A repository with various tests and ideas for reading bslz4 data.
Things that could be nice to have:
- reading an ROI from the middle of an image
- faster reading
- faster sparsification
Things that we are not doing in here:
- compression for writing
- general case blocksize or itemsize
test datasets
- basler id11, different roi
- eiger id11, 8, 16, 32 bits
- eiger elsewhere
- dectris and lima written data
- frelon id11 (16 bits)
- different characteristics (masked, low poisson rate, imaging, etc)
- testing framework to find data, run codecs, timing, correctness
test codecs
- bslz4 from bitshuffle
- bslz4 from hdf5plugin (should be the same)

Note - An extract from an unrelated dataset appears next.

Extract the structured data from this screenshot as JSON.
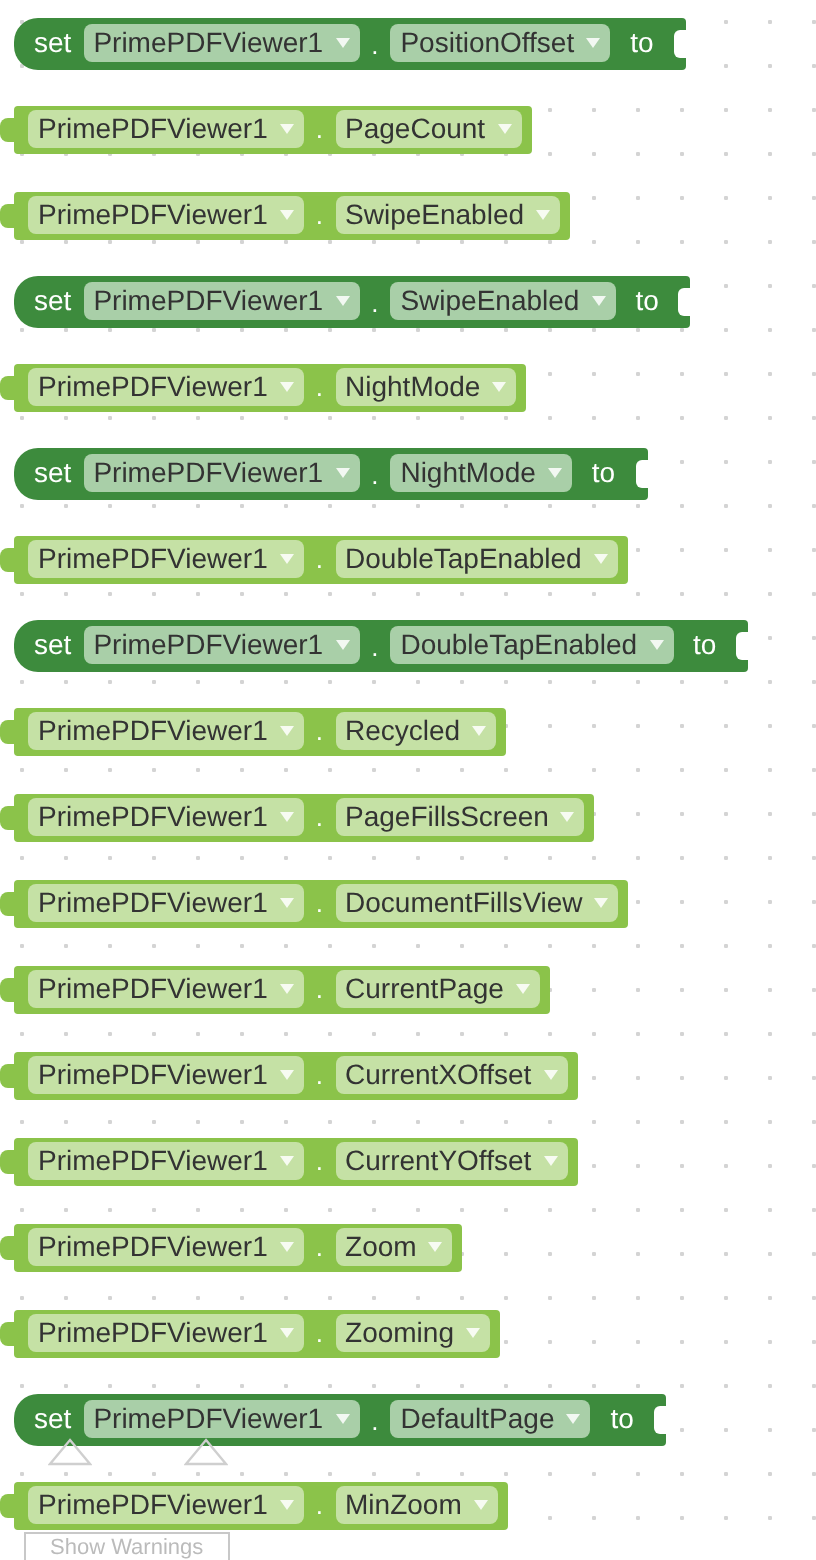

- compiled as scalar / sse2 / avx2 / neon ?
- routines from blosc ?
- other shuffles from the versions like hackers delight and chess wiki (etc)
- lz4 from git head of lz4 project
- lz4 from intel ipp
- lz4 from CUDA nvcomp
- lz4 from Justine Tunney
Missing codecs, to be found or created
- simplified, non optimised bitshuffle code?
- cuda/opencl/glsl bitshuffles
- opencl lz4
- openmp with pre-known block sizes
- zero-skipping bitshuffles
Benchmarking
- amount of IO
- time to read one frame
- time to read a lot (>100) frames
- place where the data is available for a next step (gpu vs cpu and transfers)
- use of MPI and different computers
Potential speeds
- stream benchmarks ( https://github.com/jeffhammond/STREAM , https://github.com/UoB-HPC/BabelStream , https://github.com/jodavies/opencl-stream )
- nvlink 150 GB/s to GPU inside a P9 ?
- CPU to memory 170 GB/s inside a P9 ?